我們先分析一下價格和評論數在哪裏,經過我的分析,我發現價格和評論數在圖書的url裏面沒有,它是通過js生成的json數據,我們可以找一下它生成在哪裏,經過我分析發現價格在這個網址裏面https://p.3.cn/prices/mgets?type=1&skuIds=J_11892005346&pdtk=&pduid=1551774170386597393748&pdpin=&pdbp=0&callback=jQuery6622062&_=1560704913535
經過分析這個url地址有些參數是不需要的,最終的url是https://p.3.cn/prices/mgets?skuIds=J_11892005346
然後每本書的價格只要修改J_後面的參數就可以獲得每本書的價格,而這個參數在小分類的url地址裏面存在,只要把參數提取出來就可以獲得響應的書本的價格,裏面有書本的原價和購買價格

    def parse_dateli(self,response):
        item = response.meta["item"]
        js = json.loads(response.body)
        item['original_price'] = js[0]['m']
        item['price'] = js[0]['p']

提取評論數

書本的評論數同樣是生成了json數據,所以我們可以按照剛纔尋找價格的方法來尋找商品的評論數,這裏就不詳細說了,不懂也可以來問我

    def parse_comment(self,response):
        item = response.meta["item"]
        js = json.loads(response.text)
        item['comment'] = js['CommentsCount'][0]['CommentCount']

設置items

items是數據管道,數據管道的使用也是非常簡單,先在數據管道里面設定一些參數

import scrapy


class JingdongItem(scrapy.Item):
    # define the fields for your item here like:
    # name = scrapy.Field()
    all_class=scrapy.Field()
    next_class_name = scrapy.Field()
    next_class_url = scrapy.Field()
    book_name = scrapy.Field()
    book_url = scrapy.Field()
    comment = scrapy.Field()
    price = scrapy.Field()
    publisher_name = scrapy.Field()
    publisher_url = scrapy.Field()
    publish_time = scrapy.Field()
    author = scrapy.Field()
    original_price = scrapy.Field()

然後在爬蟲文件裏面導入這個文件的JingdongItem類,然後用一個參數接收,比如

item = JingdongItem()

記得這個參數是在爬蟲文件裏面設置的,下面提供源碼,就可以知道在哪裏設置的

pepelines 的設置

pipelines主要是用來保存數據的,這些數據可以保存在mysql數據庫、mongodb數據庫,或者保存在csv文件中,我這裏是保存在csv文件上

import pandas as pd

class JingdongPipeline(object):
    def open_spider(self,spider):
        print("開始運行")
    def process_item(self, item, spider):
        print(item)
        data_list = []
        data_list.append(dict(item))
        # for i in self.list:
        #     if i not in self.data_list:
        #         self.data_list.append(i)
        data_frame = pd.DataFrame(data_list)
        # data_frame["id"] = self.id
        # data_frame.set_index("id",drop=True)
        data_frame.index.name = "id"
        pd.DataFrame.to_csv(data_frame, "I:/crack/DATA/jdbook.csv", mode='a', index=False,header=0,encoding="utf_8_sig")
        print("寫入成功")
        return item
    def close_spider(self,spider):
        print("運行結束")

注意

注意兩點
1、域名範圍,這裏的小分類和圖書信息的url地址的域名都是不同的,所以要在上面的allowed_domains添加域名進去

2、yield scrapy.Request的使用,這裏面設置到一個參數就是meta,因爲要傳遞值給下面的函數接着使用,所以要傳遞這個參數,舉一個例子

yield scrapy.Request(url=item["next_class_url"],callback=self.next_parse,meta={"item":deepcopy(item)})

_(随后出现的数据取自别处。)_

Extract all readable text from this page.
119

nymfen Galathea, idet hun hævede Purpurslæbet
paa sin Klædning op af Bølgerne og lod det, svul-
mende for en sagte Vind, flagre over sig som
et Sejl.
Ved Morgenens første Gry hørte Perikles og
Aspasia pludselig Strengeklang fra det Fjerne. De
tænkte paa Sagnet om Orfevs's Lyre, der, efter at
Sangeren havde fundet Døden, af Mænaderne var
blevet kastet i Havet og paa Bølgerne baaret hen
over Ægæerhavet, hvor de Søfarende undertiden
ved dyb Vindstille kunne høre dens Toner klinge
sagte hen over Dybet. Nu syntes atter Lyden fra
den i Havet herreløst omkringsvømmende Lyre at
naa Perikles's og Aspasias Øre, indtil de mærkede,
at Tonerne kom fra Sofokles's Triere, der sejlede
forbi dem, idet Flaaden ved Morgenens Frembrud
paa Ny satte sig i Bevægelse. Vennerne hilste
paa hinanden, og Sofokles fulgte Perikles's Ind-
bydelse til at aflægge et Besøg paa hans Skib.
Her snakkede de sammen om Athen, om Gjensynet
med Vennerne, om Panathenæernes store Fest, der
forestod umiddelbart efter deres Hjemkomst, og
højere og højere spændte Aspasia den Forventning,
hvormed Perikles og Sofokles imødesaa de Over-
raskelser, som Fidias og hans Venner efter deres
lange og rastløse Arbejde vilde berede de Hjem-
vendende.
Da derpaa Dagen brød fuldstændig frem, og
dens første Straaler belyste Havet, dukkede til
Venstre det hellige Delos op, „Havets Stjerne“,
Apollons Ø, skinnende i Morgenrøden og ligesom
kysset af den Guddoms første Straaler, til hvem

這裏用到了copy模塊的一個方法,就是deepcopy,這裏要用deepcopy把數據給拷貝起來,然後傳遞給下面的函數,如果不把它給拷貝下來,就會導致數據錯亂,因爲scrapy是一個異步請求的過程,所以極有可能就是上面已經處理好第三個數據了,但是還沒開始傳遞第一個數據,就會導致數據交叉在一起,所以先把數據給拷貝下來就不會導致數據錯亂的情況發生

爬蟲文件源碼

import scrapy
from copy import deepcopy
import re
import json
from jingdong.items import JingdongItem
class JdbookSpider(scrapy.Spider):
    name = 'jdbook'
    allowed_domains = ['jd.com','p.3.cn','club.jd.com']
    start_urls = ['https://book.jd.com/booksort.html']

    def parse(self, response):
        all_list = response.xpath("//*[@id='booksort']/div[2]/dl/dt") #獲取大分類
        for i in all_list:
            item = JingdongItem()
            item['all_class'] = i.xpath("./a/text()").extract_first()
            class_list = i.xpath("./following-sibling::dd[1]/em")  #用兄弟節點的方式來獲取同一節點的下一個節點
            for j in class_list:
                item["next_class_name"] = j.xpath("./a/text()").extract_first()  #獲取小分類的名字
                item["next_class_url"] = "https:" + "".join(j.xpath("./a/@href").extract_first())
                yield scrapy.Request(url=item["next_class_url"],callback=self.next_parse,meta={"item":deepcopy(item)})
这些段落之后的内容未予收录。